As I did not want my Liberty yet, but it might be for the future, I hid my self when the House was shut up by a Constable and Lord Have Mercy On Us set close over the Cross. A Watchman was plac'd by the Door and, tho' so many Houses in Black-Eagle-Street had been Visited that he would scarce have known who dwelled in them, I had no Desire to be seen, in case it became urgent to me to make my Escape.

Then my own Father began to sweat mightily, and a strange smell came off him in the way Flesh smells when put upon the Fire; he laid himself down upon the Floor of the Chamber where his Dame was but, tho' he called out to me, I would not go to him. From the Doorway I stared full in his Face and he stared back at me, and for an Instant our Thoughts revolved around each other: you are undone, says I, and with my Pulse beating high I left him.

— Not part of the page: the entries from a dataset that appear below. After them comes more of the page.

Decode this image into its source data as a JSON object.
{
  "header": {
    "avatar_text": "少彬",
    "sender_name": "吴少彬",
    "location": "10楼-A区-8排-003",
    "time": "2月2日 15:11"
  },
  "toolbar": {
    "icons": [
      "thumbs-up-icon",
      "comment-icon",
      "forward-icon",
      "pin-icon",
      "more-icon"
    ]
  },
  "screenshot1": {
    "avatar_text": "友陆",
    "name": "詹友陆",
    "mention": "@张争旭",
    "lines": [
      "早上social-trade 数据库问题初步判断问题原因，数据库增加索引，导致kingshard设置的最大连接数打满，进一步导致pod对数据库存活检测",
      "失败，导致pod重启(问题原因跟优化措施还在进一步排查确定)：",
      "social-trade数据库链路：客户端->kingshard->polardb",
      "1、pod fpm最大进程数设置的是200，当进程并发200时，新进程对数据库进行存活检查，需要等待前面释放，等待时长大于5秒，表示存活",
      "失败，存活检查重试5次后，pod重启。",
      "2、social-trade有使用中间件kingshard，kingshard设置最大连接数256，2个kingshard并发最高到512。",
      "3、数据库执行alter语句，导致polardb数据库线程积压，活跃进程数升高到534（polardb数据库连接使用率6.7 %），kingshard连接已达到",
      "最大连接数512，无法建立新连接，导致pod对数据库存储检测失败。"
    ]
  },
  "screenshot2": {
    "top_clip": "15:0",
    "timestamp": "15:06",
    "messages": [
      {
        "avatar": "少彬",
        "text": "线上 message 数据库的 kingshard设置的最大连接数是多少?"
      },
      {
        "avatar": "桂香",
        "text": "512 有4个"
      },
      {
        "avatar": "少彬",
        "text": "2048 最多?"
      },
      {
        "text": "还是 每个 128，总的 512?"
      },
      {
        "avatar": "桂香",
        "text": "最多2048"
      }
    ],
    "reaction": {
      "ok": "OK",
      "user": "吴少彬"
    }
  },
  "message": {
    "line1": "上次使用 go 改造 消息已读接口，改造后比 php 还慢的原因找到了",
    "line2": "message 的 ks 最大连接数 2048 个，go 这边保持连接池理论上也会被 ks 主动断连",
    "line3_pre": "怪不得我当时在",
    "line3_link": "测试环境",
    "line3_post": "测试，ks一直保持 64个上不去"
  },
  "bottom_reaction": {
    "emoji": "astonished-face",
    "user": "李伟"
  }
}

I gather'd some Provisions of Beer, Bread and Cheese and, to avoid my Father's sight, I took my self to a little confin'd Closet above the Chamber where they both now lay in their Extremity: it was like to a Garret, with a window all cobwebbed over, and here I waited until they went to their Long Home. Now in the glass of Recollection I can see every thing: the shaddowes moving across the Window and across my Face; the clock telling the Hour until it fell silent like the World itself; the Noises of my Father beneath me; the little Murmurings in the House adjoining. I sweated a little but had no Tokens of the Sicknesse and, like a man in a Dungeon, I had visions of many spacious Waies, cool Fountains, shady Walks, refreshing Gardens and places of Recreation; but then my Thoughts would switch suddenly and I would be affrighted by Figures of Death who seemed to come in my own Shape and cast fearful Looks around them; then I awoke and all was quiet. No more moans now, thought I, they are dead and cold: then of a sudden my Fears ebbed away and I felt at Peace; like the Cat in the Fable, I smil'd and smil'd.

The House was now so silent that the Watch, calling and hearing no Noise withinne, summon'd the Dead-Cart and at the sound of his Voice I started up from my Reveries. There was a Hazard in being found with the Dead, and then (as it were) Imprison'd, and so I looked about me for a means of Escape. Although I was three storeys High, there were great Sheds before the Window (this was in back of the House, adjoining Monmouth Street) and as quick as Lightning I let my self down by means of them to the Ground: I had taken no Thought for Provisions, and had not even Straw to lie upon. Now I stood in the Dirt and Silence, and there were no Lights save those which had been placed by the Corses for the Dead-Carts. And there too as I turned up Black-Eagle-Street, I saw by the flickering Lanthorn my own Parents lying where the Watch had placed them, their Faces all shiny and begrimed: I was as like to have cried out in Fright until I recalled to myself that I was alive and these dead Things could in no manner harm me; and, making myself pritty invisible (for indeed there was little to be seen on so Dark a Night), I waited for the Cart to do its dismal Traffick.